Michael Businelle, Ph.D., assistant professor at The University of Texas School of Public Health, gathered data from 302 female participants who were trying to quit cigarette smoking. These women, aged 18 to 70, noted their urges to smoke throughout the day, followed by an assessment for every time they were tempted. Researchers found that the participants’ urge to smoke peaked on days when they would consume alcohol. These urges would even precede alcohol consumption, suggesting that the temptation to smoke may lead to drink and not vice-versa.
According to Science Daily:
“Identification of situations that increase the risk for relapse will aid in the development of novel interventions that can address these situations in the moment of occurrence,” said Businelle.

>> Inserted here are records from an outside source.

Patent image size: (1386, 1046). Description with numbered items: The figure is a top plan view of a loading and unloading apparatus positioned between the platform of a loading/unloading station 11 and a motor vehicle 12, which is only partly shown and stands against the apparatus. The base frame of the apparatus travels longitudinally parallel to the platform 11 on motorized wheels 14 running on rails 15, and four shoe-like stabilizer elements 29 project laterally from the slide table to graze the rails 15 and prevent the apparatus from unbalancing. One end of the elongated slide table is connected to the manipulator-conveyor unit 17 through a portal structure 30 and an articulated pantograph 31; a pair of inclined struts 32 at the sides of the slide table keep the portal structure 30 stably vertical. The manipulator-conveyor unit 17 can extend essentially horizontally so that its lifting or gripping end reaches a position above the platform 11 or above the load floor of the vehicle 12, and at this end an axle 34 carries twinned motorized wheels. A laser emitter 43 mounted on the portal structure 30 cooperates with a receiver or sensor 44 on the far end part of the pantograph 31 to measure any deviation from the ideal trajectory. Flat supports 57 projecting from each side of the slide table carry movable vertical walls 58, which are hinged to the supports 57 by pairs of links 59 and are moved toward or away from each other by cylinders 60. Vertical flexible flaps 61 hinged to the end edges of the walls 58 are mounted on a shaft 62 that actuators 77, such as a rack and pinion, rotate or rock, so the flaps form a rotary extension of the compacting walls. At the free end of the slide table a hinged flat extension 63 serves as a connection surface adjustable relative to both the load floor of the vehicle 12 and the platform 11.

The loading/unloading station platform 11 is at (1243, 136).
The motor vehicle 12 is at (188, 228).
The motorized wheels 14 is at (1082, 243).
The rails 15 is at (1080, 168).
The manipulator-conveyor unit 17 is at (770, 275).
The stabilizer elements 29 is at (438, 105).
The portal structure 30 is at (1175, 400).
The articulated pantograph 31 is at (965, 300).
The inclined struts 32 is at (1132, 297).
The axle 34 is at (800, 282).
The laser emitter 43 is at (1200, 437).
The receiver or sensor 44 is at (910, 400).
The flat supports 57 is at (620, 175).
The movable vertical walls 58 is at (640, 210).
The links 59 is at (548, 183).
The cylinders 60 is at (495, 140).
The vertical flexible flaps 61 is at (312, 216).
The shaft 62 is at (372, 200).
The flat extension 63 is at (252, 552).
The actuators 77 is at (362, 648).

According to Businelle, “On any given quit attempt, five out of 100 people are successful at quitting ‘cold turkey,’ 32 percent of those who take varenicline successfully quit, 25 percent of those who use patches and/or gum successfully quit, while those who combine counseling with medications have the best quit rates, greater than 30 percent.”
With the newly-approved Texas state budget focusing heavily on providing health services for addiction in the name of public health, research such as this will most definitely spark continued research into the understanding and treatment of addiction.